La seconde suivante, Océane me gifla. Autour de nous, le silence qui se forma était pesant. Tous les villageois qui étaient là étaient devenus silencieux. Ma main gauche sur ma joue en feu, je regardais mes pieds.


— Je t’interdis de te suicider, tu m’entends ? Tu as une femme, des enfants, un Empire, alors pense à nous. Pense à nous et arrête d’être égoïste.

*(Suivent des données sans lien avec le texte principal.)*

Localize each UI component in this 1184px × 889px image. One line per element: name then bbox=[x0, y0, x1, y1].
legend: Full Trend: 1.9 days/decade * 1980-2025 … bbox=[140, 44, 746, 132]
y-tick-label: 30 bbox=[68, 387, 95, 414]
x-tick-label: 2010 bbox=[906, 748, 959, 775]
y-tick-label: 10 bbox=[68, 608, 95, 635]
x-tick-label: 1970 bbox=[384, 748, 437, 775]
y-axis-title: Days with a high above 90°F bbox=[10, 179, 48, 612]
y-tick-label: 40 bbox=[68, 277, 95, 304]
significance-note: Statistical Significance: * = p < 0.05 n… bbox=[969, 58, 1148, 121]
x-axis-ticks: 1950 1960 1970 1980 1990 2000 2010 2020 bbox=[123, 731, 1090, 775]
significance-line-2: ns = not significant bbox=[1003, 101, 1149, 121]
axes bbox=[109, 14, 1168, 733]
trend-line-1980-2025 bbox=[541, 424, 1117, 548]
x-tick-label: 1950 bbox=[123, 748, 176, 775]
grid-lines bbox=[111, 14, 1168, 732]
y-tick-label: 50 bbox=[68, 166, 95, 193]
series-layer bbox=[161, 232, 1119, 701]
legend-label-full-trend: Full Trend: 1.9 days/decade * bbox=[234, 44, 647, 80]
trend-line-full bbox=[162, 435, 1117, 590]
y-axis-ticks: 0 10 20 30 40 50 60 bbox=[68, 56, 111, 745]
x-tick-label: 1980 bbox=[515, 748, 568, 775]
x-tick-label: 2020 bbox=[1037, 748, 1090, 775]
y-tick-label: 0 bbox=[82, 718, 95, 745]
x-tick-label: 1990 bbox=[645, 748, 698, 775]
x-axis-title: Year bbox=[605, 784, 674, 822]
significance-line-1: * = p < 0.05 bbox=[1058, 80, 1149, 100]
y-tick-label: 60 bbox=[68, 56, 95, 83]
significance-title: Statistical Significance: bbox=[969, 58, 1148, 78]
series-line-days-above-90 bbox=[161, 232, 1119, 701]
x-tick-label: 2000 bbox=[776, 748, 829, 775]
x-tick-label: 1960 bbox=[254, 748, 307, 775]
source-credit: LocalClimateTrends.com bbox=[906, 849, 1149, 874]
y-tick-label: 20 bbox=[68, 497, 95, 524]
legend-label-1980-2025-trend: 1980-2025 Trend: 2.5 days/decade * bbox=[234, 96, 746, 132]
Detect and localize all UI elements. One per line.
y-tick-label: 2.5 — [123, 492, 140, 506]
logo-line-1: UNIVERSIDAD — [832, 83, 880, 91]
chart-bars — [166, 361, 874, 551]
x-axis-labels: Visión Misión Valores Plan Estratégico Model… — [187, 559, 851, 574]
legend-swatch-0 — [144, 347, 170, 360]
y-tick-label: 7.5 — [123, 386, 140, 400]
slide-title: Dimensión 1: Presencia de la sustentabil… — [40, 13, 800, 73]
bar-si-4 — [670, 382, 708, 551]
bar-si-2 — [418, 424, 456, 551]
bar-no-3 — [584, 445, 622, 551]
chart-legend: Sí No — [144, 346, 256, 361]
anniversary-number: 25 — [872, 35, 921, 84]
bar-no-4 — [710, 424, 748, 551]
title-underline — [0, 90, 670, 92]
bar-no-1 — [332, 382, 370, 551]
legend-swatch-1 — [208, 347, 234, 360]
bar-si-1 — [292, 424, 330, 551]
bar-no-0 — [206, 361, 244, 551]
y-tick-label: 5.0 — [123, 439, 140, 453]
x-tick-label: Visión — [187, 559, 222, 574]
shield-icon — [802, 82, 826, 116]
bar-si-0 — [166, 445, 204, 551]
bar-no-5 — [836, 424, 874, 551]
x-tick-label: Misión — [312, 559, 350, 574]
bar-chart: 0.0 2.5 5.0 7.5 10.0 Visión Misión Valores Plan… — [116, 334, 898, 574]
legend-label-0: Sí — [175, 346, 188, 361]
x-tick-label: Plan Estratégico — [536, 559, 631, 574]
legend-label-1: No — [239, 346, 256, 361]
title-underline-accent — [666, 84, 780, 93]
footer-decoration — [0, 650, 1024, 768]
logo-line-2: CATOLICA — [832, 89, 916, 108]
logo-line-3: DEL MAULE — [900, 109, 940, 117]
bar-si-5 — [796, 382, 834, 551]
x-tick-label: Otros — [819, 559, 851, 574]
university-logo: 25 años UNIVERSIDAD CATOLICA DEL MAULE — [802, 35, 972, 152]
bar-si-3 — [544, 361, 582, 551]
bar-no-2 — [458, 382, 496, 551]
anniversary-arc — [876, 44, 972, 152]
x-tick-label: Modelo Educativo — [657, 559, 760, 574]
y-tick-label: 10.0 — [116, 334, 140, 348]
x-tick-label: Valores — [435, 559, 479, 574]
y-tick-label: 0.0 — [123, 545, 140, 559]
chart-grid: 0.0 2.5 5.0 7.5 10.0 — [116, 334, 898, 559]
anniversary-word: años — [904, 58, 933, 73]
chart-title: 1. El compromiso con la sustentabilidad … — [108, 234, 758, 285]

— Moi, égoïste ? Tu crois que ça m’a fait plaisir de voir cette femme tuer Kaitlyn juste parce que je ne lui ai pas donné le nom de Bianca ? Tu crois que j’avais le choix de les laisser tuer cette famille ? Ah c’est sur, ça aurait été plus simple d’abandonner tous de suite et de leur donner l’Empire, mais pour quoi ? Pour qu’ils nous exécutent tous les quatre ensuite ? Pour qu’ils détruisent en une seconde tous ce que j’ai reconstruit après ma mère ? Si j’avais cédé, l’Empire d’Eryenne n’existerait même plus, Océane ! Si j’avais cédé, nous serions tous leurs esclaves.

— Tu aurais au moins pu…

— Putain, mais tu va m’écouter ? Je ne pouvais rien faire ! Ce n’est pas pour le pouvoir que j’ai lutté, je n’en ai rien à foutre de la couronne. C’est pour sauver tous ceux qui travaillent pour nous. Pour sauver l’avenir de cet Empire et de tous les gens qui y vivent. Ça aurait été tellement plus simple s’ils m’avaient tué dès le début.

— C’est vraiment ce que tu penses ? Qu’il aurait été préférable que tu meurs ? Il s’en serait pris aux enfants ou à moi si ça avait été le cas.

— Au moins je n’aurais pas été là pour voir ça.


Je savais que mes paroles étaient dures. Pour rien au monde je ne voulais savoir ma famille en danger. Mais j’en avais assez de toujours être la cible numéro un. J’en avais assez de sans cesse payer pour les crimes de ma mère. Avec mes paroles, j’avais blessé Océane, elle qui s’était battu pour sa famille avant moi et qui avait continuer à notre rencontre. Elle qui avait tant perdu dans la dictature de ma mère. Mais je ne pouvais revenir en arrière. Il fallait qu’elle comprenne que si tout ça était arrivé, c’était à cause de moi. Parce que j’étais une Stinley, avec une mère et un passé qui me hantait chaque jour depuis onze ans. Une femme épuisée, au bord du gouffre qui ne rêvait que d’une vie paisible et tranquille avec sa famille. Tout ce que mon rôle d’Impératrice me privait depuis mon accession au trône.


— Est-ce que tu veux que je t’accompagne sur leur tombe ? me questionna tout de même Océane.

— S’il te plaît.


Les yeux larmoyants, elle aussi, elle me prit dans ses bras, une main dans mon dos et l’autre sur ma tête.


— Qu’importe ce que tu diras, je ne t’abandonnerais jamais, mon amour. Même si tu dis tout ça pour que je parte, parce que tu ne veux pas me faire de mal, je ne t’abandonnerais pas. Je t’aime trop pour ça.

— Tu devrais pourtant. Comment peux-tu encore soutenir une femme qui pense mettre fin à ses jours ?

— Je te connais mon amour. Tu dis ça parce que tu souffres, tu culpabilises. Mais je sais que tu ne le penses pas vraiment. Tu aimes trop ta famille, tu nous aimes trop pour mourir. Et s’il faut que je lutte à ta place pour que tu restes en vie, je le ferais ?

— Jusqu’à t’essouffler et mettre en péril notre mariage ?

— Je fais la promesse solennelle de t’aimer, de t’être fidèle, de te chérir pour le meilleur et pour le pire, dans la richesse comme dans la pauvreté, dans la santé comme dans la maladie, dans la joie comme dans la tristesse, jusqu’à ce que la mort nous sépare. J’ai fait cette promesse le jour de notre mariage et je compte bien la respecter jusqu’au bout, mon amour.


En silence, Océane me fit rentrer à la maison pour mettre mes chaussures. On marcha ensuite jusqu’à ce nouveau cimetière qui avait été construit pour l’occasion. L’atmosphère qui y régnait fit remonter un haut-le-cœur et je dus m’éloigner. Ma femme s’approcha et me frotta le dos tout en me donnant un mouchoir.